I am reading Greeblatt’s The Swerve, a delightfully bookish book, and broke out into a giggle fit when I came across this passage today:

On the death of Petrarch on July 19, 1374, the grieving Salutati had declared that Petrarch was a greater prose writer than Cicero and a greater poet than Virgil. By the 1390s, this praise seemed to Poggio and Niccoli ridiculous, and they pressed Salutati to repudiate it. In all the intervening centuries, no one, they argued, had bettered the great classic writers in stylistic perfection. It was impossible. Since ancient times all there had been in their view, was a long, tragic history of stylistic corruption and loss. Indifferent or ignorant, even supposedly well-educated medieval writers had forgotten how to form sentences correctly, in the proper manner of the masters of classical Latin, or to use words with elegance, accuracy, and precision with which they had once been wielded.

Puts my grousing about Kimball’s article the other day into perspective, doesn’t it?

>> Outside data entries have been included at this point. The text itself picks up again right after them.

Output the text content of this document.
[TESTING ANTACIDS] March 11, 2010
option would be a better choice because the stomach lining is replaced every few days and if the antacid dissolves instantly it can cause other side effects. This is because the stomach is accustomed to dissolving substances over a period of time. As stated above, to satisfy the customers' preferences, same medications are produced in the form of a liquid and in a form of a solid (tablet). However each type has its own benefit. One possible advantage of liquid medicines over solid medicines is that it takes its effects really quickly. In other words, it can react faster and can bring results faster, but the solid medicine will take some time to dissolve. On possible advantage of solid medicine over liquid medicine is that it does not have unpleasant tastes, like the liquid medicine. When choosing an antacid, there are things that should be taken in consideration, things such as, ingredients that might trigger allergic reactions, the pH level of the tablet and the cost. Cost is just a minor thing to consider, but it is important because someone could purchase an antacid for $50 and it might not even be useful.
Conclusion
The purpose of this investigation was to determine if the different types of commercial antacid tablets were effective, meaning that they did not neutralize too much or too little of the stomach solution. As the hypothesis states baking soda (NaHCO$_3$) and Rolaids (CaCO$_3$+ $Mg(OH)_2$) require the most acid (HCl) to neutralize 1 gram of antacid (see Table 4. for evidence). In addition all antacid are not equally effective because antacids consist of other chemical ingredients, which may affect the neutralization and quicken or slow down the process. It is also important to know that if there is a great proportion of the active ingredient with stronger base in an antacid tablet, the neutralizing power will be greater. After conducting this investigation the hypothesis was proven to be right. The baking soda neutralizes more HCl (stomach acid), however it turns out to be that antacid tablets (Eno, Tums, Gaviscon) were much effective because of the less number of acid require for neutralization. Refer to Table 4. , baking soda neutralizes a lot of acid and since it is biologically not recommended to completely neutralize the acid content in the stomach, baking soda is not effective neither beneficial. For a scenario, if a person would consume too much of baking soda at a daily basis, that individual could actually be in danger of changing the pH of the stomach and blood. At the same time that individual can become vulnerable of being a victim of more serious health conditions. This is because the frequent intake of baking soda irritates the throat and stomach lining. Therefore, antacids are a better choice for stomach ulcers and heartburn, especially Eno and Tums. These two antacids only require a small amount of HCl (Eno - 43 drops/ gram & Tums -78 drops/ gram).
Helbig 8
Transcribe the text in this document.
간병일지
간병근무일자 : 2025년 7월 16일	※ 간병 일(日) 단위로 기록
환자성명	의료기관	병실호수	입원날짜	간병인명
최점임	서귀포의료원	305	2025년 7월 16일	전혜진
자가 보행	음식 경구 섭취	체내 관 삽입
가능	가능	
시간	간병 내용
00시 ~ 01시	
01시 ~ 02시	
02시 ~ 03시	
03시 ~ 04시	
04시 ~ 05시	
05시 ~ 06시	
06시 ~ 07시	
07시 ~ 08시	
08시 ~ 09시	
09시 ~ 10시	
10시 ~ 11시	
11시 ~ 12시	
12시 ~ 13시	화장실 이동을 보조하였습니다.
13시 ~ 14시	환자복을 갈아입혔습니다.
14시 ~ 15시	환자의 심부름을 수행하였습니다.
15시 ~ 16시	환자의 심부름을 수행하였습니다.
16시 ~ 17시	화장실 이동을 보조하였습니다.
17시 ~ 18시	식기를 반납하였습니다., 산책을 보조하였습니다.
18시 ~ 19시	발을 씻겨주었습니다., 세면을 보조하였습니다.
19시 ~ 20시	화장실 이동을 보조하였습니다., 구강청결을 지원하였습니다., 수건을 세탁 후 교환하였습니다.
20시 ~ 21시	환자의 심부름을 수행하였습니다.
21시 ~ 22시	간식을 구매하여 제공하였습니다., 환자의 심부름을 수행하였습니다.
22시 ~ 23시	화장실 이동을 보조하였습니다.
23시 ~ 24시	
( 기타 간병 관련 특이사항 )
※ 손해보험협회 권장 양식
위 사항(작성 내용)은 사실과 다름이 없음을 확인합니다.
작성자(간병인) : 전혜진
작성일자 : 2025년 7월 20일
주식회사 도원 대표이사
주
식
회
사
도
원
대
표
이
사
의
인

Seems like everyone’s a critic and in no time is the literature ever as good as it used to be. Something to keep in mind as many people commented on the Kimball article post, there is no way of knowing the future and what literature will come to be seen as representing our time and culture, what books being published now will be read in 100 years or more. And really, does it matter if the book you are in the midst of now is one that is or isn’t read in the future as long as you are enjoying it now? After all, we don’t get extra credit points after we are dead for having read the novel that is being taught in all the high school English classes in 2112. At least I don’t think we do. Is there a heavenly reading scoreboard no one has told me about? Actually, if there were a scoreboard it would definitely be located in hell with demons scratching up marks with their nails on a chalkboard.